All forms of cannabis interdiction (for THC and CBD crops and product if not consumption) as well as hemp are affected by this historic victory for reform.
"The measure included in House-Senate budget compromise is truly historic," said Kris Hermes, spokesperson for Americans For Safe Access (ASA) the leading medical marijuana advocacy organization in the country. "Finally, Congress has said the status quo of aggressive federal enforcement against patients and their providers in medical marijuana states is no longer acceptable."

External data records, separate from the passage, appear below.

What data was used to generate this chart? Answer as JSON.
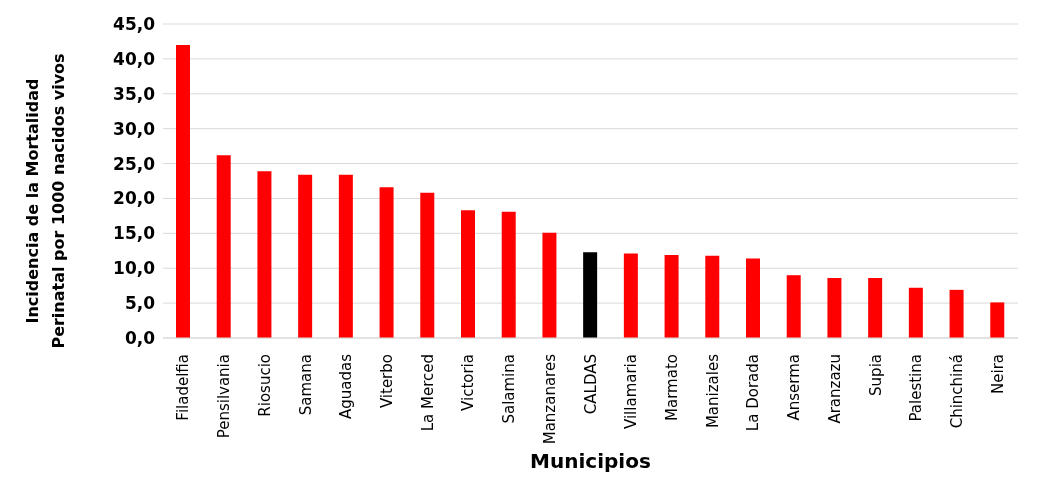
{
  "chart_data": {
    "type": "bar",
    "xlabel": "Municipios",
    "ylabel": "Incidencia de la Mortalidad\nPerinatal por 1000 nacidos vivos",
    "categories": [
      "Filadelfia",
      "Pensilvania",
      "Riosucio",
      "Samana",
      "Aguadas",
      "Viterbo",
      "La Merced",
      "Victoria",
      "Salamina",
      "Manzanares",
      "CALDAS",
      "Villamaria",
      "Marmato",
      "Manizales",
      "La Dorada",
      "Anserma",
      "Aranzazu",
      "Supia",
      "Palestina",
      "Chinchiná",
      "Neira"
    ],
    "values": [
      42.0,
      26.2,
      23.9,
      23.4,
      23.4,
      21.6,
      20.8,
      18.3,
      18.1,
      15.1,
      12.3,
      12.1,
      11.9,
      11.8,
      11.4,
      9.0,
      8.6,
      8.6,
      7.2,
      6.9,
      5.1
    ],
    "colors": [
      "#ff0000",
      "#ff0000",
      "#ff0000",
      "#ff0000",
      "#ff0000",
      "#ff0000",
      "#ff0000",
      "#ff0000",
      "#ff0000",
      "#ff0000",
      "#000000",
      "#ff0000",
      "#ff0000",
      "#ff0000",
      "#ff0000",
      "#ff0000",
      "#ff0000",
      "#ff0000",
      "#ff0000",
      "#ff0000",
      "#ff0000"
    ],
    "ylim": [
      0,
      45
    ],
    "yticks": [
      {
        "value": 0,
        "label": "0,0"
      },
      {
        "value": 5,
        "label": "5,0"
      },
      {
        "value": 10,
        "label": "10,0"
      },
      {
        "value": 15,
        "label": "15,0"
      },
      {
        "value": 20,
        "label": "20,0"
      },
      {
        "value": 25,
        "label": "25,0"
      },
      {
        "value": 30,
        "label": "30,0"
      },
      {
        "value": 35,
        "label": "35,0"
      },
      {
        "value": 40,
        "label": "40,0"
      },
      {
        "value": 45,
        "label": "45,0"
      }
    ],
    "grid": "y"
  }
}
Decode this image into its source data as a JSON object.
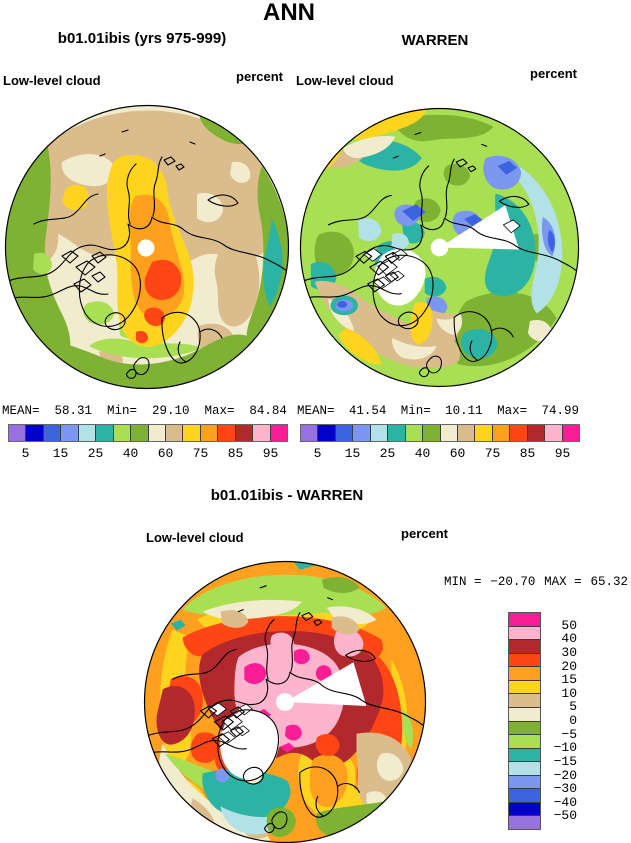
{
  "page_title": "ANN",
  "panels": [
    {
      "title": "b01.01ibis (yrs 975-999)",
      "field": "Low-level cloud",
      "units": "percent",
      "stats": {
        "mean_label": "MEAN=",
        "mean": "58.31",
        "min_label": "Min=",
        "min": "29.10",
        "max_label": "Max=",
        "max": "84.84"
      }
    },
    {
      "title": "WARREN",
      "field": "Low-level cloud",
      "units": "percent",
      "stats": {
        "mean_label": "MEAN=",
        "mean": "41.54",
        "min_label": "Min=",
        "min": "10.11",
        "max_label": "Max=",
        "max": "74.99"
      }
    }
  ],
  "diff": {
    "title": "b01.01ibis - WARREN",
    "field": "Low-level cloud",
    "units": "percent",
    "min_label": "MIN =",
    "min": "−20.70",
    "max_label": "MAX =",
    "max": "65.32",
    "colorbar_tick_labels": [
      "50",
      "40",
      "30",
      "20",
      "15",
      "10",
      "5",
      "0",
      "−5",
      "−10",
      "−15",
      "−20",
      "−30",
      "−40",
      "−50"
    ]
  },
  "colorbar": {
    "tick_labels": [
      "5",
      "15",
      "25",
      "40",
      "60",
      "75",
      "85",
      "95"
    ],
    "tick_positions": [
      1,
      3,
      5,
      7,
      9,
      11,
      13,
      15
    ]
  },
  "palette": {
    "colors": [
      "#9673DC",
      "#0000CD",
      "#3C64E1",
      "#7B97F0",
      "#B3E1E8",
      "#2BB3A3",
      "#A9DF52",
      "#7FB232",
      "#F2ECCF",
      "#DBBD8D",
      "#FFD41F",
      "#FFA01F",
      "#FF4614",
      "#B3282D",
      "#FFB4CD",
      "#FA1E96"
    ]
  },
  "chart_data": [
    {
      "type": "heatmap",
      "projection": "north-polar-stereographic-map",
      "season": "ANN",
      "title": "b01.01ibis (yrs 975-999)",
      "variable": "Low-level cloud",
      "units": "percent",
      "stats": {
        "mean": 58.31,
        "min": 29.1,
        "max": 84.84
      },
      "colorbar_labels": [
        5,
        15,
        25,
        40,
        60,
        75,
        85,
        95
      ],
      "n_colors": 16,
      "legend_position": "bottom"
    },
    {
      "type": "heatmap",
      "projection": "north-polar-stereographic-map",
      "season": "ANN",
      "title": "WARREN",
      "variable": "Low-level cloud",
      "units": "percent",
      "stats": {
        "mean": 41.54,
        "min": 10.11,
        "max": 74.99
      },
      "colorbar_labels": [
        5,
        15,
        25,
        40,
        60,
        75,
        85,
        95
      ],
      "n_colors": 16,
      "legend_position": "bottom"
    },
    {
      "type": "heatmap",
      "projection": "north-polar-stereographic-map",
      "season": "ANN",
      "title": "b01.01ibis - WARREN",
      "variable": "Low-level cloud",
      "units": "percent",
      "stats": {
        "min": -20.7,
        "max": 65.32
      },
      "colorbar_labels": [
        50,
        40,
        30,
        20,
        15,
        10,
        5,
        0,
        -5,
        -10,
        -15,
        -20,
        -30,
        -40,
        -50
      ],
      "n_colors": 16,
      "legend_position": "right"
    }
  ]
}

Hermes explained that the measure restricting DOJ funds for medical marijuana enforcement goes far beyond weak guidance memoranda from the Obama Administration and is a clear mandate from Congress: leave medical marijuana enforcement to local and state officials. If signed by the president, this measure will halt numerous criminal prosecutions and civil litigation in their tracks. It will also hopefully end the fear and intimidation experienced by medical marijuana patients, providers, doctors, and lawmakers alike."
The impact of this development cannot be overstated and will affect the majority of Americans living in the U.S. today. Not only does the DEA lose money for paramilitary-like SWAT team led drug interdiction
on the street level, but it will also lose funding that allows lengthy and expensive legal prosecutions of those caught up in the net of changing times and laws.
This includes the so-called "Kettle Falls 5" - a family of medical users in Washington State now facing trial in February (with a newly appointed judge) and decade-long sentencing mandates for what was essentially a home grow operation for personal use.
This development will also derail federal prosecution of asset forfeiture cases now ongoing in California against state legal and licensed medical dispensaries in Berkeley, Oakland, San Francisco and Orange County. For years, licensed marijuana businesses have been routinely denied defense at trial when charged under federal law because of the Schedule I status of marijuana under the Controlled Substances Act. Thanks to a Supreme Court ruling in the early aughts (that included the vote of now pro medical use and retired Justice Stevens), there had been for over a decade a U.S. Supreme Court ruling that said that the so-called "medical defense" for the violation of federal law was an invalid one.
That has now been essentially overturned by a funding battle that many advocates are heralding as a new day particularly for medical marijuana reform in Congress.
"We now have a solid foundation from which to establish a more comprehensive public health policy at the federal level," summed up Michael Liszewski, government affairs director with Americans for Safe Access (ASA). "We applaud this Congress for doing the right thing by protecting the rights of patients, and ending a years-long attack on the medical marijuana community. We expect this act to end the prosecution. In fact, the DEA has said this will prevent them from conducting any marijuana enforcement activity in the listed states. We don't think the amendment goes that far, but based on the legislative intent of the sponsors, it is clear that the DOJ can no longer use funds to arrest and prosecute against lawful state medical marijuana conduct."